# Missouri property owner charged with shooting river runner



## Cutch (Nov 4, 2003)

James Crocker charged with shooting Paul Dart Jr. in head during float trip | ksdk.com
Missouri Man Shoots River Runner | News from the Field | OutsideOnline.com

Wow. Condolences to the family. Worried about the precedent the outcome of the trial will set.


----------



## Randaddy (Jun 8, 2007)

Hopefully the precedent is hanging people for second degree murder. So sad.


----------



## BrianK (Feb 3, 2005)

This story is terrible.

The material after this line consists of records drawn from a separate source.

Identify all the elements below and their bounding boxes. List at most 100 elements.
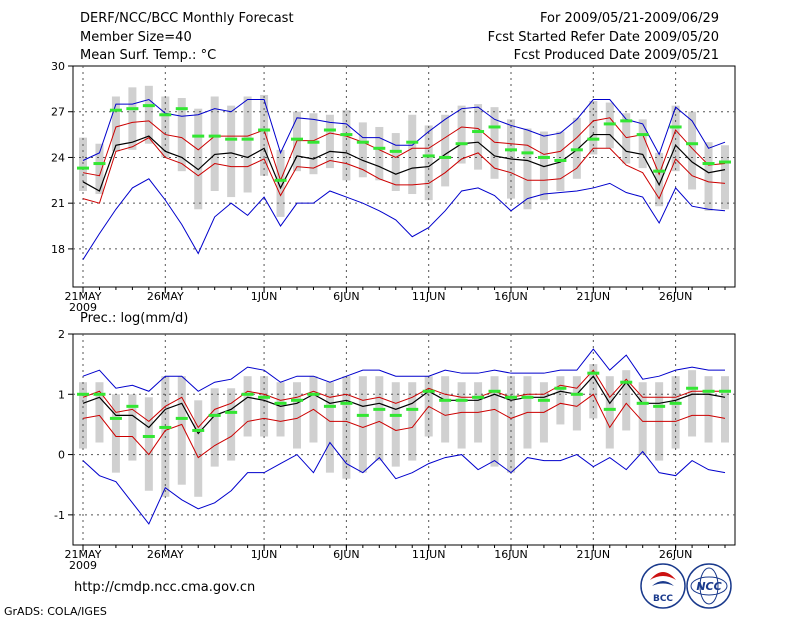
median-marker <box>291 398 303 402</box>
x-tick-label: 6JUN <box>333 290 360 303</box>
x-tick-label: 1JUN <box>251 548 278 561</box>
y-tick-label: 21 <box>51 197 65 210</box>
median-marker <box>274 401 287 405</box>
ncc-logo-text: NCC <box>696 580 721 593</box>
series-line-min <box>82 98 726 161</box>
ensemble-box <box>309 113 318 175</box>
median-marker <box>488 389 501 393</box>
median-marker <box>653 404 666 408</box>
ensemble-box <box>95 143 104 195</box>
y-tick-label: 27 <box>51 106 65 119</box>
median-marker <box>406 407 419 411</box>
plot-frame <box>72 333 736 546</box>
ensemble-box <box>358 376 367 473</box>
ensemble-box <box>375 126 384 181</box>
ensemble-box <box>638 119 647 169</box>
median-marker <box>702 162 715 166</box>
temperature-panel: 18 21 24 27 30 21MAY 26MAY 1JUN 6JUN 11JUN 16JUN 21… <box>51 60 736 314</box>
variable-label: Mean Surf. Temp.: °C <box>80 48 217 63</box>
ensemble-box <box>260 94 269 176</box>
x-year-label: 2009 <box>69 559 97 572</box>
median-marker <box>603 122 616 126</box>
median-marker <box>126 107 139 111</box>
x-tick-label: 6JUN <box>333 548 360 561</box>
ensemble-box <box>227 105 236 198</box>
median-marker <box>340 401 353 405</box>
ensemble-box <box>227 388 236 461</box>
median-marker <box>356 413 369 417</box>
ensemble-box <box>177 376 186 485</box>
median-marker <box>109 108 122 112</box>
y-tick-label: 30 <box>51 60 65 73</box>
chart-title: DERF/NCC/BCC Monthly Forecast <box>80 11 294 26</box>
y-tick-label: 18 <box>51 243 65 256</box>
plot-frame <box>72 65 736 288</box>
median-marker <box>373 407 386 411</box>
median-marker <box>669 401 682 405</box>
series-line-max <box>82 178 726 260</box>
ensemble-box <box>210 388 219 467</box>
ensemble-box <box>408 114 417 195</box>
median-marker <box>653 169 666 173</box>
ensemble-box <box>144 85 153 144</box>
x-tick-label: 21MAY <box>65 290 102 303</box>
ensemble-box <box>490 107 499 179</box>
ensemble-box <box>243 376 252 437</box>
ensemble-box <box>523 128 532 210</box>
ensemble-box <box>704 142 713 211</box>
forecast-period: For 2009/05/21-2009/06/29 <box>540 11 719 26</box>
series-line-upper <box>82 117 726 182</box>
median-marker <box>389 149 402 153</box>
ensemble-box <box>276 382 285 437</box>
series-line-min <box>82 441 726 525</box>
ensemble-box <box>622 113 631 164</box>
median-marker <box>422 154 435 158</box>
median-marker <box>225 137 238 141</box>
ensemble-box <box>243 96 252 193</box>
ensemble-box <box>325 114 334 169</box>
series-line-max <box>82 348 725 392</box>
ensemble-box <box>589 364 598 419</box>
median-marker <box>93 392 106 396</box>
median-marker <box>439 398 452 402</box>
ensemble-box <box>622 370 631 431</box>
median-marker <box>570 392 583 396</box>
x-tick-label: 21JUN <box>577 548 611 561</box>
median-marker <box>505 148 517 152</box>
ensemble-box <box>79 382 87 449</box>
median-marker <box>570 148 583 152</box>
median-marker <box>505 395 517 399</box>
ensemble-box <box>605 102 614 149</box>
median-marker <box>126 404 139 408</box>
median-marker <box>389 413 402 417</box>
ensemble-box <box>358 122 367 178</box>
median-marker <box>719 160 731 164</box>
ensemble-box <box>111 96 120 152</box>
median-marker <box>323 404 336 408</box>
precip-label: Prec.: log(mm/d) <box>80 311 189 326</box>
ensemble-box <box>605 376 614 449</box>
median-marker <box>93 162 106 166</box>
median-marker <box>159 113 172 117</box>
y-tick-label: 24 <box>51 151 65 164</box>
y-tick-label: 0 <box>58 449 65 462</box>
median-marker <box>521 151 534 155</box>
ensemble-box <box>144 397 153 491</box>
ensemble-box <box>490 376 499 467</box>
grads-credit: GrADS: COLA/IGES <box>4 605 107 618</box>
ensemble-box <box>111 394 120 473</box>
median-marker <box>258 128 271 132</box>
ncc-logo: NCC <box>686 563 732 609</box>
median-marker <box>587 137 600 141</box>
ensemble-box <box>391 133 400 191</box>
median-marker <box>225 410 238 414</box>
ensemble-box <box>556 376 565 425</box>
median-marker <box>554 386 567 390</box>
ensemble-box <box>391 382 400 467</box>
median-marker <box>603 407 616 411</box>
ensemble-box <box>638 382 647 455</box>
ensemble-box <box>79 137 87 191</box>
ensemble-box <box>721 376 729 443</box>
median-marker <box>620 119 633 123</box>
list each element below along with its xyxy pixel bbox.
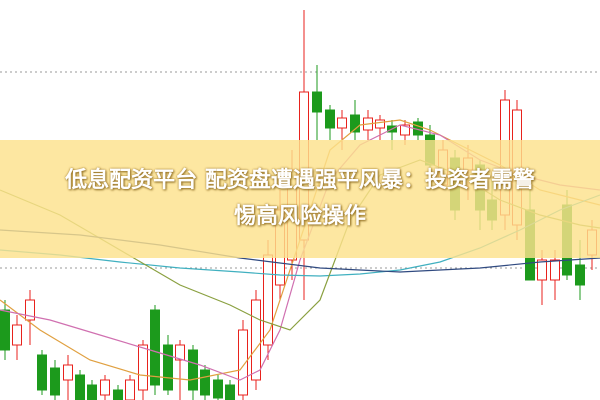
candle-part (37, 354, 47, 391)
candle-part (150, 309, 160, 386)
candle-part (12, 324, 22, 346)
headline-line: 低息配资平台 配资盘遭遇强平风暴：投资者需警 (65, 168, 535, 193)
candle-part (75, 374, 85, 400)
candle-part (375, 119, 385, 129)
candle-part (350, 114, 360, 133)
candle-part (337, 117, 347, 129)
candle-part (537, 259, 547, 281)
candle-part (138, 344, 148, 391)
candle-part (175, 344, 185, 361)
candle-part (575, 264, 585, 286)
candle-part (63, 364, 73, 381)
candle-part (251, 299, 261, 381)
candle-part (312, 91, 322, 113)
headline: 低息配资平台 配资盘遭遇强平风暴：投资者需警 惕高风险操作 (0, 163, 600, 235)
candle-part (400, 124, 410, 136)
candle-part (188, 349, 198, 391)
candle-part (113, 389, 123, 400)
headline-line: 惕高风险操作 (233, 204, 366, 229)
candle-part (50, 367, 60, 396)
candle-part (238, 329, 248, 396)
candle-part (25, 299, 35, 321)
candle-part (200, 369, 210, 396)
candle-part (225, 384, 235, 400)
candle-part (263, 254, 273, 346)
banner (0, 140, 600, 258)
candle-part (0, 309, 10, 351)
candle-part (163, 344, 173, 391)
candle-part (100, 379, 110, 396)
candle-part (325, 109, 335, 129)
candle-part (125, 379, 135, 400)
candle-part (213, 379, 223, 399)
candle-part (87, 384, 97, 400)
candle-part (550, 259, 560, 281)
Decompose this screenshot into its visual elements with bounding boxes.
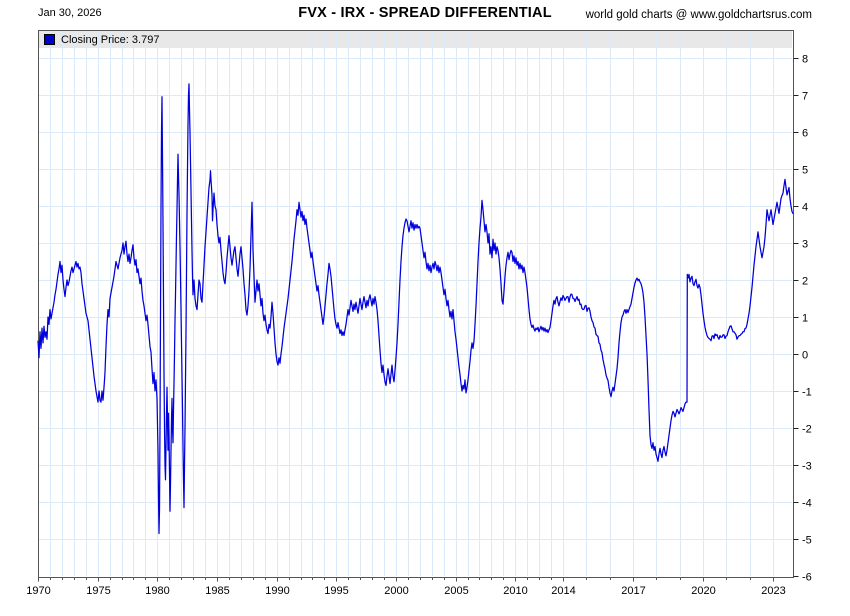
y-tick-label: 1 [802, 313, 808, 325]
x-tick-label: 2010 [503, 585, 527, 597]
legend-strip-bg [39, 31, 792, 48]
y-tick-label: 2 [802, 276, 808, 288]
x-gridlines [50, 31, 774, 576]
chart-credit: world gold charts @ www.goldchartsrus.co… [585, 9, 812, 21]
y-tick-label: 5 [802, 165, 808, 177]
y-tick-label: 7 [802, 91, 808, 103]
x-tick-label: 1970 [26, 585, 50, 597]
plot-frame [38, 30, 794, 578]
y-tick-label: 4 [802, 202, 808, 214]
x-tick-label: 1995 [324, 585, 348, 597]
legend-label: Closing Price: 3.797 [61, 33, 160, 46]
legend-marker-icon [44, 34, 55, 45]
x-tick-label: 2023 [761, 585, 785, 597]
x-tick-label: 1990 [265, 585, 289, 597]
y-tick-label: 3 [802, 239, 808, 251]
x-axis-ticks [38, 577, 774, 582]
closing-price-line [37, 83, 794, 535]
x-tick-label: 2014 [551, 585, 575, 597]
y-tick-label: -3 [802, 461, 812, 473]
y-tick-label: 8 [802, 54, 808, 66]
y-tick-label: -2 [802, 424, 812, 436]
y-tick-label: -5 [802, 535, 812, 547]
x-tick-label: 2017 [621, 585, 645, 597]
x-tick-label: 1985 [205, 585, 229, 597]
y-axis-ticks [793, 58, 799, 577]
page-title: FVX - IRX - SPREAD DIFFERENTIAL [298, 5, 552, 21]
x-tick-label: 1980 [145, 585, 169, 597]
x-tick-label: 2005 [444, 585, 468, 597]
x-tick-label: 1975 [86, 585, 110, 597]
y-tick-label: 6 [802, 128, 808, 140]
chart-date-label: Jan 30, 2026 [38, 7, 102, 19]
y-gridlines [39, 58, 792, 540]
x-tick-label: 2020 [691, 585, 715, 597]
x-tick-label: 2000 [384, 585, 408, 597]
y-tick-label: 0 [802, 350, 808, 362]
legend: Closing Price: 3.797 [44, 31, 159, 48]
y-tick-label: -1 [802, 387, 812, 399]
y-tick-label: -6 [802, 572, 812, 584]
y-tick-label: -4 [802, 498, 812, 510]
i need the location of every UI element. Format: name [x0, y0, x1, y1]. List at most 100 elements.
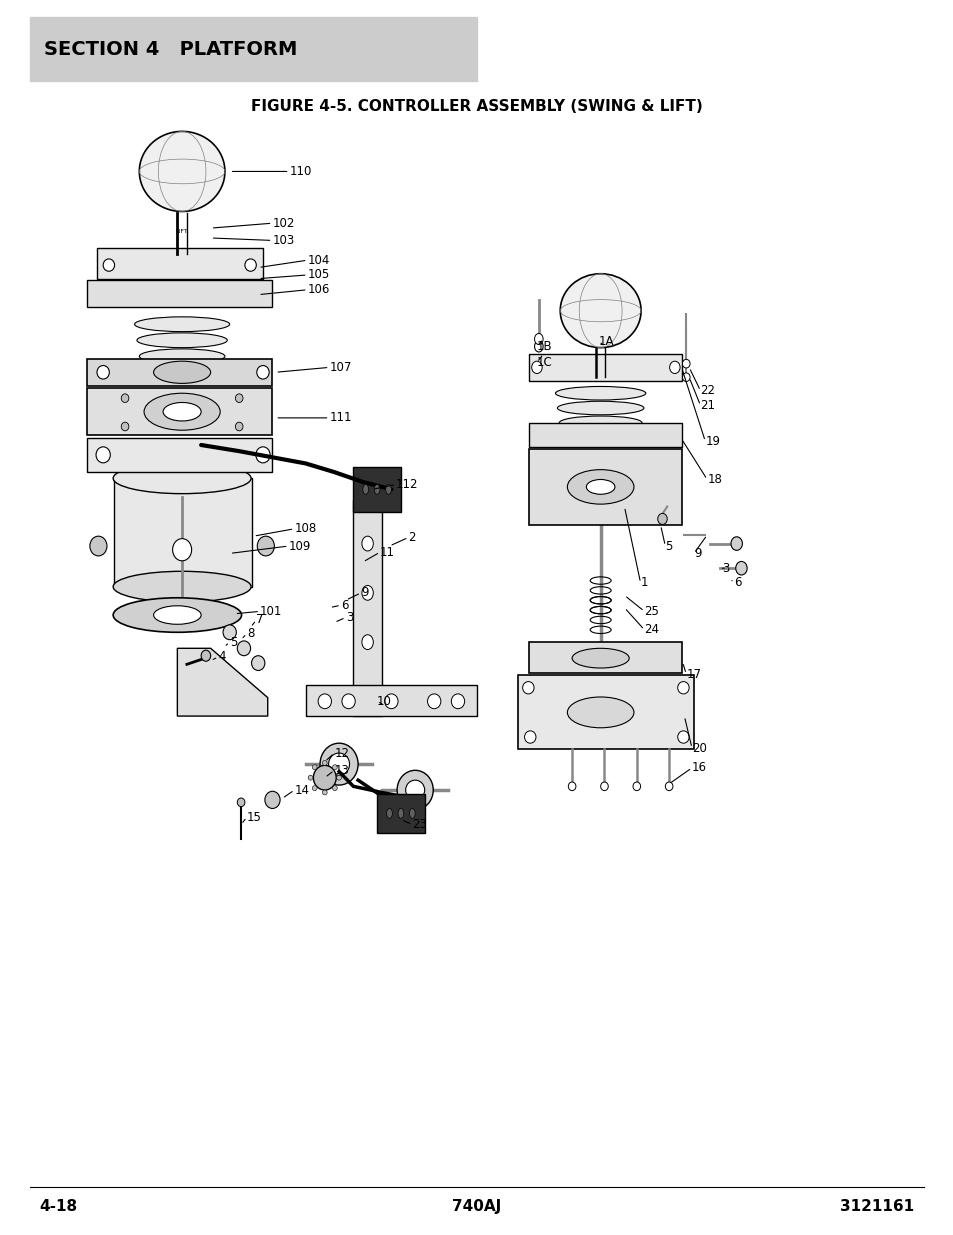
Ellipse shape [681, 359, 689, 368]
Ellipse shape [405, 781, 424, 800]
Text: 1: 1 [639, 577, 647, 589]
Ellipse shape [317, 694, 331, 709]
FancyBboxPatch shape [306, 685, 476, 716]
Ellipse shape [113, 572, 251, 603]
Ellipse shape [341, 694, 355, 709]
FancyBboxPatch shape [529, 422, 680, 447]
Ellipse shape [451, 694, 464, 709]
Ellipse shape [664, 782, 672, 790]
Text: 111: 111 [329, 411, 352, 425]
Ellipse shape [555, 387, 645, 400]
Text: 101: 101 [260, 605, 282, 618]
Ellipse shape [397, 809, 403, 819]
Ellipse shape [384, 694, 397, 709]
Text: 13: 13 [334, 763, 349, 777]
Ellipse shape [730, 537, 741, 551]
Ellipse shape [256, 366, 269, 379]
Ellipse shape [522, 682, 534, 694]
Text: 23: 23 [412, 818, 427, 831]
Ellipse shape [139, 348, 225, 363]
Text: 110: 110 [290, 165, 312, 178]
Ellipse shape [322, 790, 327, 795]
Ellipse shape [235, 394, 243, 403]
Text: 9: 9 [693, 547, 700, 559]
Ellipse shape [237, 798, 245, 806]
Ellipse shape [374, 484, 379, 494]
Ellipse shape [386, 809, 392, 819]
Ellipse shape [245, 259, 256, 272]
Ellipse shape [139, 131, 225, 211]
Ellipse shape [265, 792, 280, 809]
FancyBboxPatch shape [113, 478, 252, 587]
Text: SECTION 4   PLATFORM: SECTION 4 PLATFORM [44, 40, 297, 59]
Text: FIGURE 4-5. CONTROLLER ASSEMBLY (SWING & LIFT): FIGURE 4-5. CONTROLLER ASSEMBLY (SWING &… [251, 99, 702, 114]
Ellipse shape [237, 641, 251, 656]
Ellipse shape [557, 401, 643, 415]
Text: 4: 4 [218, 651, 226, 663]
Text: 112: 112 [395, 478, 418, 492]
Ellipse shape [308, 776, 313, 781]
Ellipse shape [586, 479, 615, 494]
Ellipse shape [567, 697, 634, 727]
Text: 3: 3 [721, 562, 729, 574]
FancyBboxPatch shape [87, 358, 273, 385]
FancyBboxPatch shape [353, 467, 400, 511]
Ellipse shape [103, 259, 114, 272]
Ellipse shape [361, 635, 373, 650]
Text: 16: 16 [691, 761, 706, 774]
Ellipse shape [255, 447, 270, 463]
FancyBboxPatch shape [96, 248, 263, 279]
Text: 4-18: 4-18 [39, 1199, 77, 1214]
Ellipse shape [201, 650, 211, 661]
Text: 17: 17 [685, 668, 700, 680]
Ellipse shape [223, 625, 236, 640]
Ellipse shape [427, 694, 440, 709]
Ellipse shape [121, 422, 129, 431]
Ellipse shape [336, 776, 341, 781]
FancyBboxPatch shape [353, 500, 381, 716]
Text: 3: 3 [345, 611, 353, 624]
Text: 6: 6 [733, 577, 740, 589]
Ellipse shape [361, 536, 373, 551]
Ellipse shape [735, 562, 746, 576]
Text: 1A: 1A [598, 335, 614, 348]
Ellipse shape [669, 361, 679, 373]
Ellipse shape [677, 682, 688, 694]
Ellipse shape [361, 585, 373, 600]
Text: 108: 108 [294, 522, 316, 535]
Text: 102: 102 [273, 216, 294, 230]
Ellipse shape [172, 538, 192, 561]
Ellipse shape [144, 393, 220, 430]
Ellipse shape [163, 403, 201, 421]
FancyBboxPatch shape [87, 388, 273, 435]
Ellipse shape [252, 656, 265, 671]
Text: 107: 107 [329, 361, 352, 374]
Text: 3121161: 3121161 [840, 1199, 914, 1214]
Text: 2: 2 [408, 531, 416, 543]
Ellipse shape [328, 753, 349, 776]
Ellipse shape [319, 743, 357, 785]
FancyBboxPatch shape [87, 437, 273, 472]
Text: 5: 5 [230, 636, 236, 648]
Ellipse shape [134, 317, 230, 332]
Ellipse shape [96, 447, 111, 463]
Ellipse shape [137, 333, 227, 347]
Ellipse shape [235, 422, 243, 431]
Ellipse shape [567, 469, 634, 504]
Ellipse shape [657, 514, 666, 525]
Text: 22: 22 [700, 384, 715, 398]
Text: 104: 104 [308, 253, 330, 267]
Text: 109: 109 [289, 540, 311, 552]
FancyBboxPatch shape [376, 794, 424, 834]
Text: 15: 15 [247, 810, 261, 824]
Ellipse shape [333, 785, 337, 790]
Text: 19: 19 [704, 435, 720, 448]
Ellipse shape [681, 373, 689, 382]
Ellipse shape [572, 648, 629, 668]
Text: 1B: 1B [537, 340, 552, 353]
Ellipse shape [385, 484, 391, 494]
Ellipse shape [314, 766, 335, 790]
Ellipse shape [600, 782, 608, 790]
Text: 24: 24 [643, 624, 659, 636]
Ellipse shape [121, 394, 129, 403]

It's obviously here because of the river aspect, but nothing makes me more upset than people resolving disputes with a firearm. 

As far as precedent goes, these are all state issues so, to the extent that there is any negative precedent, it would be binding only in Missouri.


----------



## MightyKnight (Jun 19, 2012)

*A better article about this disgusting act*

James Robert Crocker charged: Army veteran is shot dead in front of family after cousin enrages landowner by urinating on gravel bar during annual floating trip | Mail Online


----------



## jennifer (Oct 14, 2003)

I hope this guy spends the rest of his life in jail and never gets to see his property again! Perhaps the property will be given to the murdered man's family as restitution.


----------



## MT4Runner (Apr 6, 2012)

Since when do floaters go on shore to pee?


----------



## cayo 2 (Apr 20, 2007)

He should be duct taped to George Zimmerman and Wayne La Pierre shackled to a large innertube and set adrift on the Stikine at high water!What is with private property assholes ?What does it hurt if someone stands on a gravel bar and pisses in the woods.Even if they did something wrong the penalty is not execution without due process.America 's love affair with privatizing and guns is a national disgrace.


----------



## deepstroke (Apr 3, 2005)

At least the guy was enough of a dumbass to make statements to the police that should aid in his prosecution.


----------